As one of the six pilot cities, the amount of training the Birmingham police are undergoing isn’t the same as training in other departments across the country. Roper stated that the end goal of the initiative will be a “national playbook for policing,” created by the Department of Justice based on the research gathered throughout the program. However, the guidelines will be voluntary, which might seem to some like a lost opportunity for enforced national change. Still, Roper sees this program as a step in the right direction.

“I just think we’ve got to improve policing across the nation, he said. “I don’t care how we get there, we just got to get there the right way.”

Birmingham Police Chief A.C. Roper (left) and Roger Stanton (right) take notes during the panel. (Monique Jones, The Birmingham Times)
Birmingham Police Chief A.C. Roper (left) and Roger Stanton (right) take notes during the panel. (Monique Jones, The Birmingham Times)

Learning opportunity

Hale said he looked at the discussion as a learning opportunity. “I wanted to listen to the conversation.

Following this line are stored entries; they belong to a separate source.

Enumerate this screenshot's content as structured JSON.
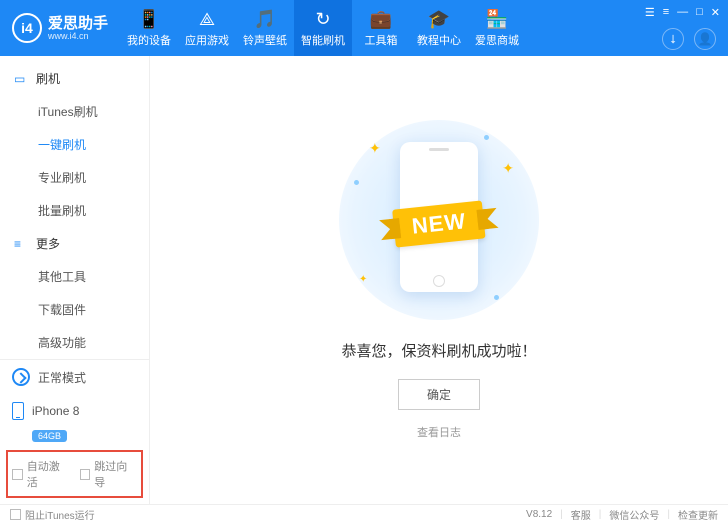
{
  "logo": {
    "badge": "i4",
    "name": "爱思助手",
    "url": "www.i4.cn"
  },
  "nav": [
    {
      "icon": "📱",
      "label": "我的设备"
    },
    {
      "icon": "⟁",
      "label": "应用游戏"
    },
    {
      "icon": "🎵",
      "label": "铃声壁纸"
    },
    {
      "icon": "↻",
      "label": "智能刷机"
    },
    {
      "icon": "💼",
      "label": "工具箱"
    },
    {
      "icon": "🎓",
      "label": "教程中心"
    },
    {
      "icon": "🏪",
      "label": "爱思商城"
    }
  ],
  "winctl": [
    "☰",
    "≡",
    "—",
    "□",
    "✕"
  ],
  "sidebar": {
    "g1": {
      "title": "刷机",
      "items": [
        "iTunes刷机",
        "一键刷机",
        "专业刷机",
        "批量刷机"
      ]
    },
    "g2": {
      "title": "更多",
      "items": [
        "其他工具",
        "下载固件",
        "高级功能"
      ]
    },
    "mode": "正常模式",
    "device": "iPhone 8",
    "storage": "64GB",
    "chk1": "自动激活",
    "chk2": "跳过向导"
  },
  "main": {
    "ribbon": "NEW",
    "message": "恭喜您，保资料刷机成功啦！",
    "ok": "确定",
    "log": "查看日志"
  },
  "footer": {
    "block": "阻止iTunes运行",
    "version": "V8.12",
    "support": "客服",
    "wechat": "微信公众号",
    "update": "检查更新"
  }
}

I’ve been in Birmingham for 65 years. I was 12 years old in 1963. Professionally, I’m well aware of what’s going on in Ferguson, Baltimore, Dallas, Houston. Not that we’re insulated from trouble here in Birmingham, but there was [a] conduit of communication that was laid and bled over in 1963 that, honest to goodness, we benefit from right now.”

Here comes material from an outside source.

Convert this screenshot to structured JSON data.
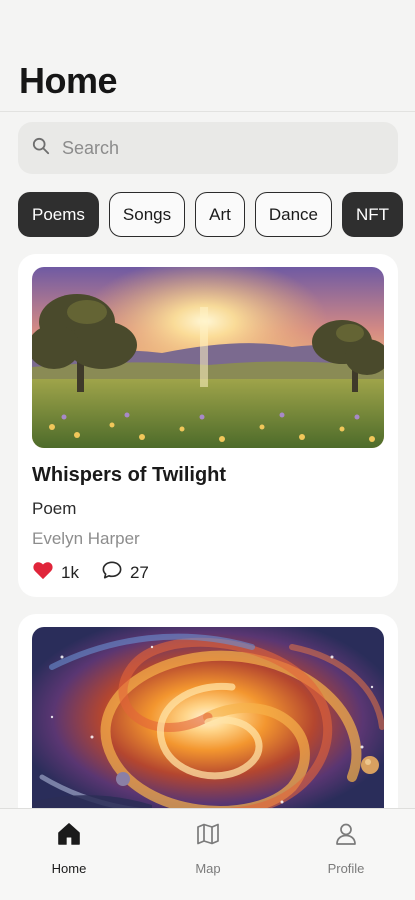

Hale praised the level of camaraderie seen in Birmingham between its police, its citizens and its leaders. “Those kinds of relationships with pastors and business communities are encouraged as a way of life in Birmingham,” said Hale. “So, when recruitment nationally is at an all-time low, in Birmingham, in the Jefferson County Sheriff’s Office, it’s at an all-time high. That’s because of [being] in Birmingham, we communicate. It’s a wonderful community.”

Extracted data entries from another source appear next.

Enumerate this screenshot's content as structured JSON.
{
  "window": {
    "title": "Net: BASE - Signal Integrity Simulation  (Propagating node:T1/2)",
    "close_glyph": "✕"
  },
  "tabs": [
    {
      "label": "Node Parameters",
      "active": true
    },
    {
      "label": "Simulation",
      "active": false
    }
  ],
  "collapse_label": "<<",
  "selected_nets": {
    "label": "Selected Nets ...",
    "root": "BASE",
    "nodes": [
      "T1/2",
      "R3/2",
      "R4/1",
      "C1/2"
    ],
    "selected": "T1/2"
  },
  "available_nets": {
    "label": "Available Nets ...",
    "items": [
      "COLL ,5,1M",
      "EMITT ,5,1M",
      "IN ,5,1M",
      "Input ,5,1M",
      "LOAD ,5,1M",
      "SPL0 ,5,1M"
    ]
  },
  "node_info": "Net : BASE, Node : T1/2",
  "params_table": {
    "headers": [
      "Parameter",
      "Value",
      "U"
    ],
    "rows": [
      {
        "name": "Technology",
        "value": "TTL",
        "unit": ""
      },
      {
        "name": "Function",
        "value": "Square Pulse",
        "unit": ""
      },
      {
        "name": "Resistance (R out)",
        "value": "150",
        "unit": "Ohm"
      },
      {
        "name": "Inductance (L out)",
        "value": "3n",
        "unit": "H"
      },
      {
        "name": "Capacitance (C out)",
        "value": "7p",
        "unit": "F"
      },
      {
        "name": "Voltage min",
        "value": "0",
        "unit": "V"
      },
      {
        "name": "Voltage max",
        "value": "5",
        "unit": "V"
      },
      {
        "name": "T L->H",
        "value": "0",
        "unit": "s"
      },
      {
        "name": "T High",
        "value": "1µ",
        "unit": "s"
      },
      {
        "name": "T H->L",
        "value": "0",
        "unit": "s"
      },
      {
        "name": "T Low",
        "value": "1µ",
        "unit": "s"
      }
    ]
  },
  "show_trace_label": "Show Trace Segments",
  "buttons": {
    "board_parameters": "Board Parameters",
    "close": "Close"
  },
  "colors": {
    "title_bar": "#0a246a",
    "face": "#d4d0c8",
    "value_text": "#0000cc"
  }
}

Jefferson County Sheriff Mike Hale takes part in the panel discussion. (Monique Jones, The Birmingham Times)
Jefferson County Sheriff Mike Hale takes part in the panel discussion. (Monique Jones, The Birmingham Times)

‘Roots in the past’

The current breakdown between police and communities across the nation has roots in the U.S.’ past. “This isn’t something that’s new,” said Ngozi Ndulue, the NAACP’s Senior Director of Criminal Justice Programs. “It’s something that has been a part of the African-American experience since there’s been an African-American experience.”

Bernard Simelton, president of the Alabama NAACP, said the event was the beginning of a long dialogue.

“There were great questions that really dealt with the issue of race and policing in America,” he said to The Birmingham Times. “…We knew we would not be able to answer all questions, but this is a start, I think. It lets the police know that…we have great concerns about what’s going on in our community as it relates to policing.”

“I hope that they learned that, from the police perspective, that citizens are concerned about the attacks on African-Americans in particular, but really all lives and all people,” he said. “Our citizens learned some more about policing. Not that we agree with them, but [maybe] why they are doing what they do. We still have work to do in that area to work together as a community. Community policing is really going to be the thing that helps us in the future.”

Other panelists included activist, Rev. Charles Dale, city and community consultant Eric Hall, Southern Poverty Law Center’s Intelligence Report Editor-in-Chief Mark Potok, lawyer Bryant Fair, the Department of Justice Community Relations Service’s Mildred Duprey de Robles.